Narek Margaryan
Narek Margaryan

Reputation: 334

x86 Assembly , stack push instruction

I just found out that the push instruction can have an immediate byte , word , dword arguments and each of these have different opcodes. There were no examples in the book I was reading so I don't understand how the assembler differentiates between these three types. For example , if I write push 12h how will it be interpreted by the assembler and what will actually happen on the stack?

Upvotes: 4

Views: 7113

Answers (3)

F McSorley
F McSorley

Reputation: 1

In DOS or Windows Debug.com (not Debug.exe at least not in my version), you would say Push byte 12 or push word 1234. Push dword 12345678 might also work, for a double word (4 bytes, 32 bits), but I'm not at my PC at this moment so I can't try it

Upvotes: -2

Deleted User
Deleted User

Reputation: 2541

The assembler generates a different opcode for each variant. It will examine the argument before deciding which opcode to assemble to. Because 12h from your example is not a name of a register, but meets the characteristics of hex representation of a number, it concludes that pushing an immediate value is wanted, and generates the corresponding opcode along with the binary value as instruction. It will also examine whether the argument is enclosed by square brackets, for indirection. For the CPU, when executing that code, those different variants are de facto different instructions - albeit sharing some commonalities when executed.
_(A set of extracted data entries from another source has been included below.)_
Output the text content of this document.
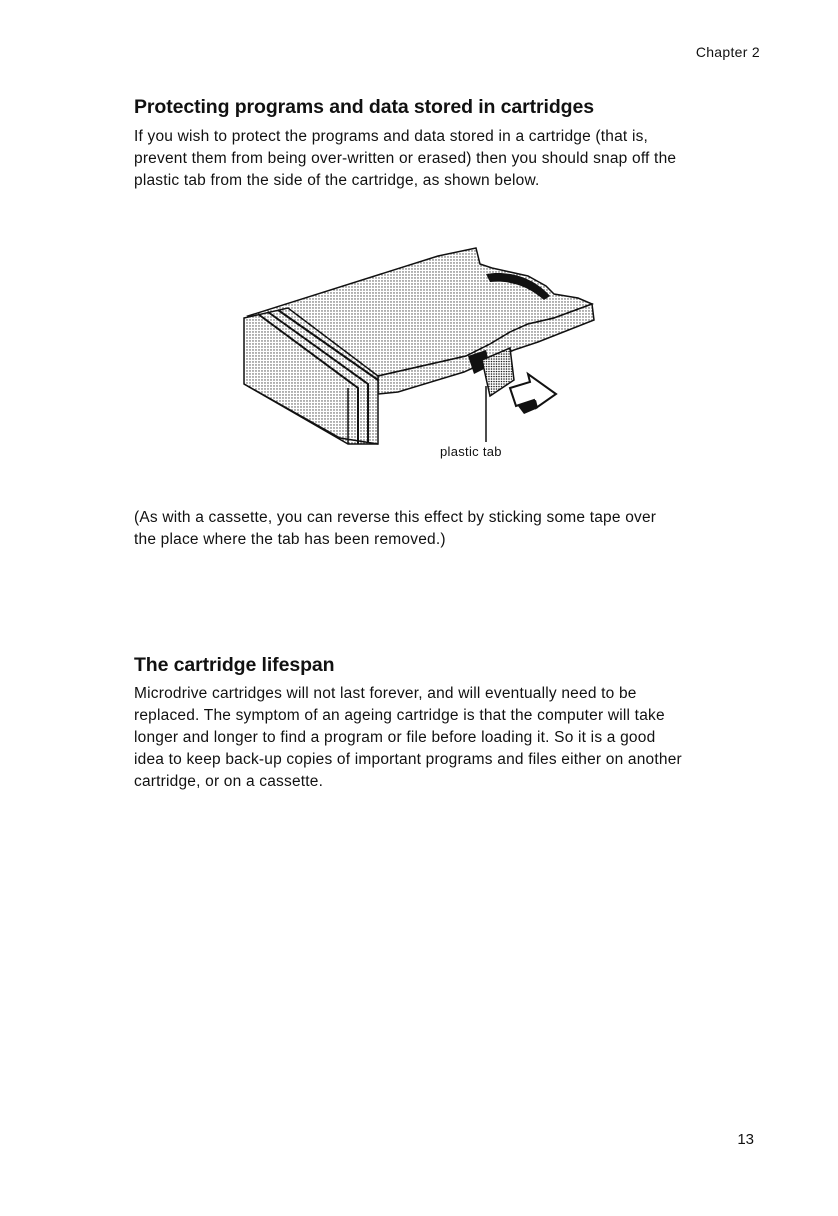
Chapter 2
Protecting programs and data stored in cartridges

If you wish to protect the programs and data stored in a cartridge (that is,
prevent them from being over-written or erased) then you should snap off the
plastic tab from the side of the cartridge, as shown below.

plastic tab

(As with a cassette, you can reverse this effect by sticking some tape over
the place where the tab has been removed.)

The cartridge lifespan

Microdrive cartridges will not last forever, and will eventually need to be
replaced. The symptom of an ageing cartridge is that the computer will take
longer and longer to find a program or file before loading it. So it is a good
idea to keep back-up copies of important programs and files either on another
cartridge, or on a cassette.

13
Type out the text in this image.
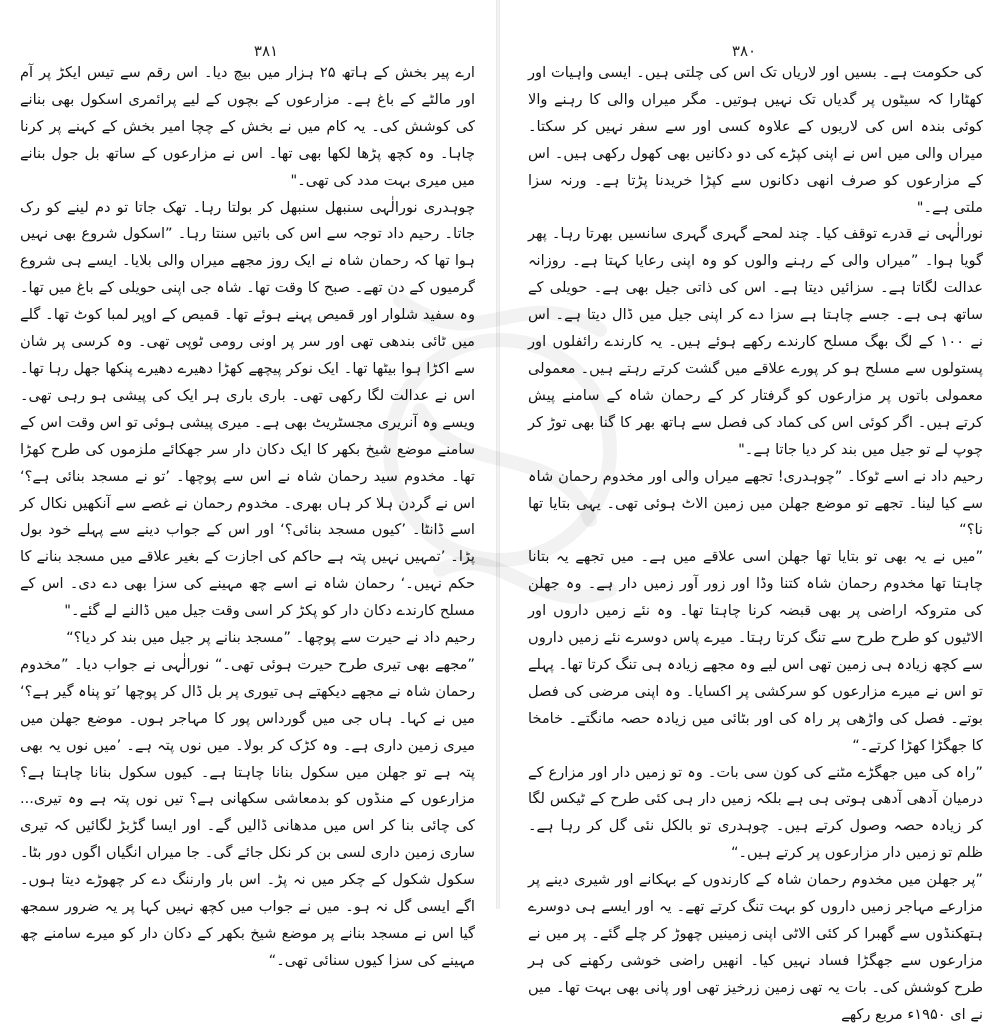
۳۸۱

ارے پیر بخش کے ہاتھ ۲۵ ہزار میں بیچ دیا۔ اس رقم سے تیس ایکڑ پر آم اور مالٹے کے باغ ہے۔ مزارعوں کے بچوں کے لیے پرائمری اسکول بھی بنانے کی کوشش کی۔ یہ کام میں نے بخش کے چچا امیر بخش کے کہنے پر کرنا چاہا۔ وہ کچھ پڑھا لکھا بھی تھا۔ اس نے مزارعوں کے ساتھ بل جول بنانے میں میری بہت مدد کی تھی۔"

چوہدری نورالٰہی سنبھل سنبھل کر بولتا رہا۔ تھک جاتا تو دم لینے کو رک جاتا۔ رحیم داد توجہ سے اس کی باتیں سنتا رہا۔ ”اسکول شروع بھی نہیں ہوا تھا کہ رحمان شاہ نے ایک روز مجھے میراں والی بلایا۔ ایسے ہی شروع گرمیوں کے دن تھے۔ صبح کا وقت تھا۔ شاہ جی اپنی حویلی کے باغ میں تھا۔ وہ سفید شلوار اور قمیص پہنے ہوئے تھا۔ قمیص کے اوپر لمبا کوٹ تھا۔ گلے میں ٹائی بندھی تھی اور سر پر اونی رومی ٹوپی تھی۔ وہ کرسی پر شان سے اکڑا ہوا بیٹھا تھا۔ ایک نوکر پیچھے کھڑا دھیرے دھیرے پنکھا جھل رہا تھا۔ اس نے عدالت لگا رکھی تھی۔ باری باری ہر ایک کی پیشی ہو رہی تھی۔ ویسے وہ آنریری مجسٹریٹ بھی ہے۔ میری پیشی ہوئی تو اس وقت اس کے سامنے موضع شیخ بکھر کا ایک دکان دار سر جھکائے ملزموں کی طرح کھڑا تھا۔ مخدوم سید رحمان شاہ نے اس سے پوچھا۔ ’تو نے مسجد بنائی ہے؟‘ اس نے گردن ہلا کر ہاں بھری۔ مخدوم رحمان نے غصے سے آنکھیں نکال کر اسے ڈانٹا۔ ’کیوں مسجد بنائی؟‘ اور اس کے جواب دینے سے پہلے خود بول پڑا۔ ’تمہیں نہیں پتہ ہے حاکم کی اجازت کے بغیر علاقے میں مسجد بنانے کا حکم نہیں۔‘ رحمان شاہ نے اسے چھ مہینے کی سزا بھی دے دی۔ اس کے مسلح کارندے دکان دار کو پکڑ کر اسی وقت جیل میں ڈالنے لے گئے۔"

رحیم داد نے حیرت سے پوچھا۔ ”مسجد بنانے پر جیل میں بند کر دیا؟“

”مجھے بھی تیری طرح حیرت ہوئی تھی۔“ نورالٰہی نے جواب دیا۔ ”مخدوم رحمان شاہ نے مجھے دیکھتے ہی تیوری پر بل ڈال کر پوچھا ’تو پناہ گیر ہے؟‘ میں نے کہا۔ ہاں جی میں گورداس پور کا مہاجر ہوں۔ موضع جھلن میں میری زمین داری ہے۔ وہ کڑک کر بولا۔ میں نوں پتہ ہے۔ ’میں نوں یہ بھی پتہ ہے تو جھلن میں سکول بنانا چاہتا ہے۔ کیوں سکول بنانا چاہتا ہے؟ مزارعوں کے منڈوں کو بدمعاشی سکھانی ہے؟ تیں نوں پتہ ہے وہ تیری... کی چائی بنا کر اس میں مدھانی ڈالیں گے۔ اور ایسا گڑبڑ لگائیں کہ تیری ساری زمین داری لسی بن کر نکل جائے گی۔ جا میراں انگیاں اگوں دور بٹا۔ سکول شکول کے چکر میں نہ پڑ۔ اس بار وارننگ دے کر چھوڑے دیتا ہوں۔ اگے ایسی گل نہ ہو۔ میں نے جواب میں کچھ نہیں کہا پر یہ ضرور سمجھ گیا اس نے مسجد بنانے پر موضع شیخ بکھر کے دکان دار کو میرے سامنے چھ مہینے کی سزا کیوں سنائی تھی۔“

۳۸۰

کی حکومت ہے۔ بسیں اور لاریاں تک اس کی چلتی ہیں۔ ایسی واہیات اور کھٹارا کہ سیٹوں پر گدیاں تک نہیں ہوتیں۔ مگر میراں والی کا رہنے والا کوئی بندہ اس کی لاریوں کے علاوہ کسی اور سے سفر نہیں کر سکتا۔ میراں والی میں اس نے اپنی کپڑے کی دو دکانیں بھی کھول رکھی ہیں۔ اس کے مزارعوں کو صرف انھی دکانوں سے کپڑا خریدنا پڑتا ہے۔ ورنہ سزا ملتی ہے۔"

نورالٰہی نے قدرے توقف کیا۔ چند لمحے گہری گہری سانسیں بھرتا رہا۔ پھر گویا ہوا۔ ”میراں والی کے رہنے والوں کو وہ اپنی رعایا کہتا ہے۔ روزانہ عدالت لگاتا ہے۔ سزائیں دیتا ہے۔ اس کی ذاتی جیل بھی ہے۔ حویلی کے ساتھ ہی ہے۔ جسے چاہتا ہے سزا دے کر اپنی جیل میں ڈال دیتا ہے۔ اس نے ۱۰۰ کے لگ بھگ مسلح کارندے رکھے ہوئے ہیں۔ یہ کارندے رائفلوں اور پستولوں سے مسلح ہو کر پورے علاقے میں گشت کرتے رہتے ہیں۔ معمولی معمولی باتوں پر مزارعوں کو گرفتار کر کے رحمان شاہ کے سامنے پیش کرتے ہیں۔ اگر کوئی اس کی کماد کی فصل سے ہاتھ بھر کا گنا بھی توڑ کر چوپ لے تو جیل میں بند کر دیا جاتا ہے۔"

رحیم داد نے اسے ٹوکا۔ ”چوہدری! تجھے میراں والی اور مخدوم رحمان شاہ سے کیا لینا۔ تجھے تو موضع جھلن میں زمین الاٹ ہوئی تھی۔ یہی بتایا تھا نا؟“

”میں نے یہ بھی تو بتایا تھا جھلن اسی علاقے میں ہے۔ میں تجھے یہ بتانا چاہتا تھا مخدوم رحمان شاہ کتنا وڈا اور زور آور زمیں دار ہے۔ وہ جھلن کی متروکہ اراضی پر بھی قبضہ کرنا چاہتا تھا۔ وہ نئے زمیں داروں اور الاٹیوں کو طرح طرح سے تنگ کرتا رہتا۔ میرے پاس دوسرے نئے زمیں داروں سے کچھ زیادہ ہی زمین تھی اس لیے وہ مجھے زیادہ ہی تنگ کرتا تھا۔ پہلے تو اس نے میرے مزارعوں کو سرکشی پر اکسایا۔ وہ اپنی مرضی کی فصل بوتے۔ فصل کی واڑھی پر راہ کی اور بٹائی میں زیادہ حصہ مانگتے۔ خامخا کا جھگڑا کھڑا کرتے۔“

”راہ کی میں جھگڑے مٹنے کی کون سی بات۔ وہ تو زمیں دار اور مزارع کے درمیان آدھی آدھی ہوتی ہی ہے بلکہ زمیں دار ہی کئی طرح کے ٹیکس لگا کر زیادہ حصہ وصول کرتے ہیں۔ چوہدری تو بالکل نئی گل کر رہا ہے۔ ظلم تو زمیں دار مزارعوں پر کرتے ہیں۔“

”پر جھلن میں مخدوم رحمان شاہ کے کارندوں کے بہکانے اور شیری دینے پر مزارعے مہاجر زمیں داروں کو بہت تنگ کرتے تھے۔ یہ اور ایسے ہی دوسرے ہتھکنڈوں سے گھبرا کر کئی الاٹی اپنی زمینیں چھوڑ کر چلے گئے۔ پر میں نے مزارعوں سے جھگڑا فساد نہیں کیا۔ انھیں راضی خوشی رکھنے کی ہر طرح کوشش کی۔ بات یہ تھی زمین زرخیز تھی اور پانی بھی بہت تھا۔ میں نے ای ۱۹۵۰ء مربع رکھے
Examining the argument(s), to determine their nature, is what the assembler does with many instructions, other than push, too, for the same purpose: deciding which opcode needs to be chosen for the instruction.

Upvotes: 2

Michael
Michael

Reputation: 58507

That's up to the assembler. It may pick the opcode with the smallest operand field large enough to hold the immediate value. It may also require you to tell it which variant you want to use.

For example, NASM will assemble push 12h into 6A 12 (push byte 12h).

If you wanted e.g. to get the push imm16 variant you'd say push strict word 12h (strict is necessary if you don't want NASM to optimize the instruction into a byte push).

Note that an immediate byte push doesn't actually push a byte onto the stack. The value will be sign-extended to at least 16 bits before being pushed (this happens during execution, not during compilation).